A quelques semaines de l’extinction de l’encadrement des loyers, prévue en novembre 2026 si aucune loi n’est adoptée d’ici-là, la sixième édition du baromètre de l’encadrement des loyers de la Fondation pour le Logement (anciennement Fondation Abbé Pierre) est inquiétante.
D’après nos données portant sur plus de 10 000 annonces parues entre août 2025 et août 2026, le dispositif plébiscité par les locataires, appliqué dans près de 70 communes, est respecté de manière de plus en plus inégale par les bailleurs selon les territoires.
L’écart continue même de se creuser. L’évolution la plus inquiétante est la hausse spectaculaire à Paris des bailleurs qui dépassent le loyer-plafond, passant de 31 à 46 % en un an, un record pour la capitale. En banlieue parisienne, les tendances négatives de l’an dernier se confirment à Est-Ensemble (36 % de loyers proposés au-dessus des plafonds légaux) et surtout à Plaine-Commune (61 %).
A l’inverse, les résultats s’améliorent encore dans les métropoles en région en particulier à Montpellier (12 % seulement de loyers proposés au-dessus des plafonds légaux), Bordeaux (17 %), Lille (25 %) et Lyon-Villeurbanne (26 %). Quant aux entrants récents, ils affichent des résultats en amélioration, avec 30 % de dépassements de loyers au Pays basque et 43 % à Grenoble.
Au total, dans l’ensemble des villes analysées, 37 % des annonces dépassent les plafonds de loyers, un chiffre en hausse de 5 points par rapport à 2025, et de 9 points par rapport à 2024. La dégradation cette année est la plus marquée dans les logements loués vides, par les particuliers et à Paris. Les dépassements de loyer sont donc plus fréquents, même si leur montant moyen se réduit clairement (passant en un an de 192 € à 159 €).

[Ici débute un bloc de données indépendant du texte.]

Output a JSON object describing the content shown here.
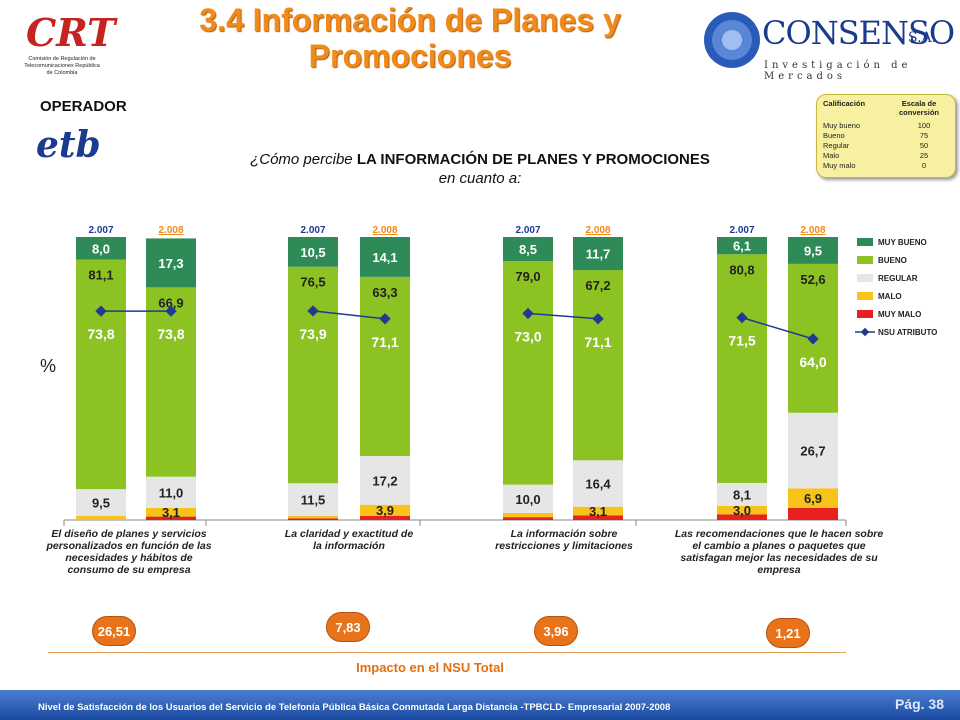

L’heure est désormais à la prolongation de l’encadrement des loyers qui, comme l’a promis le gouvernement, devrait être débattue in extremis au Sénat en octobre 2026. « Nos chiffres montrent qu’au-delà de l’enjeu essentiel de la pérennisation du dispositif, il est impératif de faire respecter son application, sujet pourtant totalement négligé par le gouvernement. Il est primordial de faire en sorte que tous les bailleurs privés et les professionnels de l’immobilier respectent enfin la loi et protègent les locataires face au logement trop cher. », demande Christophe Robert, délégué général de la Fondation pour le Logement.